Below are examples of how chatbots can be used in utility mobile apps:
- Report service interruptions (e.g., outage, gas leaks)
- Answer information on issues such as outages and bills
- Manage account details – password reset, update address, billing info, bill updates
- View usage information
- Browse personalized offers such as energy assessments, efficiency tips, plan upgrades, product information
Keep in the mind that since these tools are often customer facing, it’s important to continue to enhance them, target common actions a user is interested in, and make sure the user experience is not cumbersome – or users will lose trust in the tool. AI is already very widely used in customer service, primarily through websites or Interactive Voice Response (IVR), but including the technology in a mobile application brings the same efficient functionalities to the customer’s fingerprints, wrapped in a beautiful design.
Going Hands-free: Integrating Voice Assistants in the Utility Sector
Siri has been in use in iPhones since 2010. Over 60 million people across America own more than 157 million smart speakers for their homes including Amazon Alexa and Google Assistant. The ability to do things in a hands-free way is only on the rise, and has some unique applications for an on-the-go workforce – especially one that is more hands-on. Mobile apps partner with voice assistants seamlessly with their built-in microphones / speakers and Operating System (OS) compatible technology, boosting your workforce.
Below are a few use cases:
Job Specific Equipment: Many fields require equipment to be worn on the hands most of the time –think medical professionals or field workers in utilities. Often, these professions coincide with a need for mobile solutions, meaning the traditional mouse and keyboard route is not a viable workaround for wearing gloves. This makes using a touchscreen particularly troublesome, with workers either needing special gloves to use their phones / tablets or having to remove their equipment frequently, slowing efficiencies and causing an unsafe environment. In these areas, having a voice assistant handy maintains a safe, and sterile, environment that allows for workers to maximize their time.

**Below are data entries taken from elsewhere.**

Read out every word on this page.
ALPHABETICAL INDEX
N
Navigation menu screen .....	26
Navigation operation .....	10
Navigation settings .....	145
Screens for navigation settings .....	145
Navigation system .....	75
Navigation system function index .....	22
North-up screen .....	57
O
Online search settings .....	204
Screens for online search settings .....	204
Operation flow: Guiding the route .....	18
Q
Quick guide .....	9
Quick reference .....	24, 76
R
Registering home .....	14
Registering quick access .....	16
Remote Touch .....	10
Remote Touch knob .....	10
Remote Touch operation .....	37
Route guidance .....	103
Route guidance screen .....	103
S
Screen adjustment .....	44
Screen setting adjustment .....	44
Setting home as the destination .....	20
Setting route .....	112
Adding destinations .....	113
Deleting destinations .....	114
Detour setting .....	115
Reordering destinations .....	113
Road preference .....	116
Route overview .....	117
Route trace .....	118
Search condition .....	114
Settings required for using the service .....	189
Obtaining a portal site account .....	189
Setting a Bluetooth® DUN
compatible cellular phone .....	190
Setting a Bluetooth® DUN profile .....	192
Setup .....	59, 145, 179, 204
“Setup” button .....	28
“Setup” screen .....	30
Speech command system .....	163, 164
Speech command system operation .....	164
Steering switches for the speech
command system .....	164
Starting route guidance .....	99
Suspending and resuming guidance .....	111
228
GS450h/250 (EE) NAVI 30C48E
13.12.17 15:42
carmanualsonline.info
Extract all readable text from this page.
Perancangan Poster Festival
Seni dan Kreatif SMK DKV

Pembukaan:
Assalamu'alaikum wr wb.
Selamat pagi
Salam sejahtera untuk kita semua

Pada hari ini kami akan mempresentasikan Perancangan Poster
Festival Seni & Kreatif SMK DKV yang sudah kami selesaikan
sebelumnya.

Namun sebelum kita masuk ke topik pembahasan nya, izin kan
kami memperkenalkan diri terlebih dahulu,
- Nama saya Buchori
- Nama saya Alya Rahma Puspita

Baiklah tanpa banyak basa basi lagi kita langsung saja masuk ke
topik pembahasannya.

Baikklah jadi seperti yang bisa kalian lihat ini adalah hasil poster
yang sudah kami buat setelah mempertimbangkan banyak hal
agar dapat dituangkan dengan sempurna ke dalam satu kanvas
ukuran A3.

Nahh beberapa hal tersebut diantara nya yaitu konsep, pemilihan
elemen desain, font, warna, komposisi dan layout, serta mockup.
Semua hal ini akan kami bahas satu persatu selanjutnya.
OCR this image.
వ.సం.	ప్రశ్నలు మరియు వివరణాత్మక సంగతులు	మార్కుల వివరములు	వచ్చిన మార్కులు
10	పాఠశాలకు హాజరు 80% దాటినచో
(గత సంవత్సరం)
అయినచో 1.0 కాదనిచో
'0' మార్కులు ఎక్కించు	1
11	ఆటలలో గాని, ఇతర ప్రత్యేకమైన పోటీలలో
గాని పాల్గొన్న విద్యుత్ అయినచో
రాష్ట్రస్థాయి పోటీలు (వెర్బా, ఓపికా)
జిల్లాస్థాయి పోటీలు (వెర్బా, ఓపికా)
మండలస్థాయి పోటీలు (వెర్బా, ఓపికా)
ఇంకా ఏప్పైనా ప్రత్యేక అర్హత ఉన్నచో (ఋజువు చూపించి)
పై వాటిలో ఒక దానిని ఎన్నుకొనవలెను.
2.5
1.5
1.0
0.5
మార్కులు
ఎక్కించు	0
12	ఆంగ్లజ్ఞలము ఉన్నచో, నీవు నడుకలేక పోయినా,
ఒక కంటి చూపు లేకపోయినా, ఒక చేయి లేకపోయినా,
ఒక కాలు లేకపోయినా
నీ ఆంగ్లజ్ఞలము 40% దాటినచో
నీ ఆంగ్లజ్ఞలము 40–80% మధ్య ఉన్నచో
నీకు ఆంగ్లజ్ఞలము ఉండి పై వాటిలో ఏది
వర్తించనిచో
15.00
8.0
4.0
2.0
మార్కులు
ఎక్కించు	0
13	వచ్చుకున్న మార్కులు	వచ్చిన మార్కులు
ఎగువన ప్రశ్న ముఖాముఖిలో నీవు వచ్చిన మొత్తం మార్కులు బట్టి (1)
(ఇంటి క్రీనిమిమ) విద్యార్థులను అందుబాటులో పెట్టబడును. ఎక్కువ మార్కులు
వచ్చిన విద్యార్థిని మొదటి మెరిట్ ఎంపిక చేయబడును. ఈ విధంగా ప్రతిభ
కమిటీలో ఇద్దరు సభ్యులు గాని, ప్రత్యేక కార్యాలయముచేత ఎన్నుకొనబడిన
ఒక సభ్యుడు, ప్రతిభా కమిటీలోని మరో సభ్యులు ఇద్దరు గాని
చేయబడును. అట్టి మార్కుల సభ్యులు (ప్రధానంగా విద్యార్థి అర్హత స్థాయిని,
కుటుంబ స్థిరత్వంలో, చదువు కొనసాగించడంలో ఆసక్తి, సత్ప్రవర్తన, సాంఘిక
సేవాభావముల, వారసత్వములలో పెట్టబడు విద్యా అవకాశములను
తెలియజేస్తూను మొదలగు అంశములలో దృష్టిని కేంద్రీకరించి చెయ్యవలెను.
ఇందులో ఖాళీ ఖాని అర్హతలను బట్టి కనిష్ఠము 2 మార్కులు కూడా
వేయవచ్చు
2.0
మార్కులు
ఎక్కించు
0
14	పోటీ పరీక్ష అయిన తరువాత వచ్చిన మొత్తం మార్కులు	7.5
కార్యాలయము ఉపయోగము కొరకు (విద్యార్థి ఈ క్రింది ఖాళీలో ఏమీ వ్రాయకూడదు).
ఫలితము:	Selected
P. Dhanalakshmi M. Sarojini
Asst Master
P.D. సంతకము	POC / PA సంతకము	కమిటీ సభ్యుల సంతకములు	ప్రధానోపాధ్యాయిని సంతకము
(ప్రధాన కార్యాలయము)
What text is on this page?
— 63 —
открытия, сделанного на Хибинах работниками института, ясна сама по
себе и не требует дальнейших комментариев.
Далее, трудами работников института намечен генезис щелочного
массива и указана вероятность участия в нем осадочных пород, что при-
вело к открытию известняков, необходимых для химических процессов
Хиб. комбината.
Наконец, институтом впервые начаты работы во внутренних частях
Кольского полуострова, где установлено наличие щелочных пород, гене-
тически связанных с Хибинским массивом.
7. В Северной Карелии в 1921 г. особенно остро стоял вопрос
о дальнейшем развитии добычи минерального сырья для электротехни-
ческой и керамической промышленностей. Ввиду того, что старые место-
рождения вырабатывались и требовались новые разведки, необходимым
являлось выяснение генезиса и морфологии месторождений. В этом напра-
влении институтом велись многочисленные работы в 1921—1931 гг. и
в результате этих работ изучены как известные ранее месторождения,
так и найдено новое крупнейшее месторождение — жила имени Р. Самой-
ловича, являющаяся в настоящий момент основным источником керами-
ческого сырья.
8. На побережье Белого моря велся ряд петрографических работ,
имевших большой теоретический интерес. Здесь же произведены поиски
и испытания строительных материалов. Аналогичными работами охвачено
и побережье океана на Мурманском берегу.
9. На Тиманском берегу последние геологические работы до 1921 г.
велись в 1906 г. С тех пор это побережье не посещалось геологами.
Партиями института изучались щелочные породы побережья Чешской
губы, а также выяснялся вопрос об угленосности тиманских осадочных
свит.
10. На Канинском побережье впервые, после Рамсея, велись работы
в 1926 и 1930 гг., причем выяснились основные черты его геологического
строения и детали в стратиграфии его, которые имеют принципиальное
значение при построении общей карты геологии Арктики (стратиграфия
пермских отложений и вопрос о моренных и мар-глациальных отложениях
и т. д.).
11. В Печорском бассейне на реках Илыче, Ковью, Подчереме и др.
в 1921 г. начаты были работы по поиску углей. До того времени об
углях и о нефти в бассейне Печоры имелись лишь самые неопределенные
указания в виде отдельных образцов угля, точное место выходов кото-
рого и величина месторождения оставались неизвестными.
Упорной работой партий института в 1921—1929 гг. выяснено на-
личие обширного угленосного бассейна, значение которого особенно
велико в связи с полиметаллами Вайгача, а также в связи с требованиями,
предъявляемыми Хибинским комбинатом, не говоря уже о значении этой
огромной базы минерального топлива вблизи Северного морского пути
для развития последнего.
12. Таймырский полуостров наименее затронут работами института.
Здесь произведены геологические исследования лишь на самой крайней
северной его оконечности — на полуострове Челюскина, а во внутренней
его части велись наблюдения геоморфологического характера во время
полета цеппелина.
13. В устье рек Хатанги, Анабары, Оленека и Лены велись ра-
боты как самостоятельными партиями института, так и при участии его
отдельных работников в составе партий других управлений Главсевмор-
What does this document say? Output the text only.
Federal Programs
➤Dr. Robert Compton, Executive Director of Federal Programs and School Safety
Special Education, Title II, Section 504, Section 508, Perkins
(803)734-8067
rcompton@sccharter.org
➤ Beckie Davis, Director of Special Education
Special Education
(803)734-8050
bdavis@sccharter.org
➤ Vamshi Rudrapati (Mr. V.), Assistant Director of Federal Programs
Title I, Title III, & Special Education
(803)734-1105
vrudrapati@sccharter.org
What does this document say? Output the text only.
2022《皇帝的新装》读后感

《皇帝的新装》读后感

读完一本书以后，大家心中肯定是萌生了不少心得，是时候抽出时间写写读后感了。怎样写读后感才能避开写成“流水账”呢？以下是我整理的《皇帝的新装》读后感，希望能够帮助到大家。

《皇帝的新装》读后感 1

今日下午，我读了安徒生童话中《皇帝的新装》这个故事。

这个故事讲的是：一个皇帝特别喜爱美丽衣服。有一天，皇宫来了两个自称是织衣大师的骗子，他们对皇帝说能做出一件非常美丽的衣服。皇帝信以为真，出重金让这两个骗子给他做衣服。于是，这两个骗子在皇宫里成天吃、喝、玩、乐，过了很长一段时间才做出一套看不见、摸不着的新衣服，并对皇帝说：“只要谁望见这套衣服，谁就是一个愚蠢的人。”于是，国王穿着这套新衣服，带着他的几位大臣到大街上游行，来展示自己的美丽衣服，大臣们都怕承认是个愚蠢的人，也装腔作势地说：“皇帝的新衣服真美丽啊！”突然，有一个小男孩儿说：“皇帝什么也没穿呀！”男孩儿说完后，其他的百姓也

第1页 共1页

Efficiency: When combined with the AI piece mentioned above, voice assistants allow for a two-way conversation with your phone, in a way that you might previously be searching through a mobile app for information. This opens possibilities for performing critical actions in an application without removing your full focus, and hands, from the task you are working on. This can be seen firsthand with utilities workers performing maintenance at a substation or a doctor dictating their actions during a surgery. Additionally, the user can audibly give information in response so the worker does not even have to take their eyes off their work. The user can simultaneously continue their work uninterrupted, while asking questions or recording information in a mobile application.
By beginning to implement some of these technologies in your mobile app portfolios, not only will you better understand the games your kids are playing, but you will also better serve your customers and provide for your workforce to perform their activities in a safer, more engaged manner.
The ability to do things in a hands-free way is only on the rise, and has some unique applications for an on-the-go workforce – especially one that is more hands-on.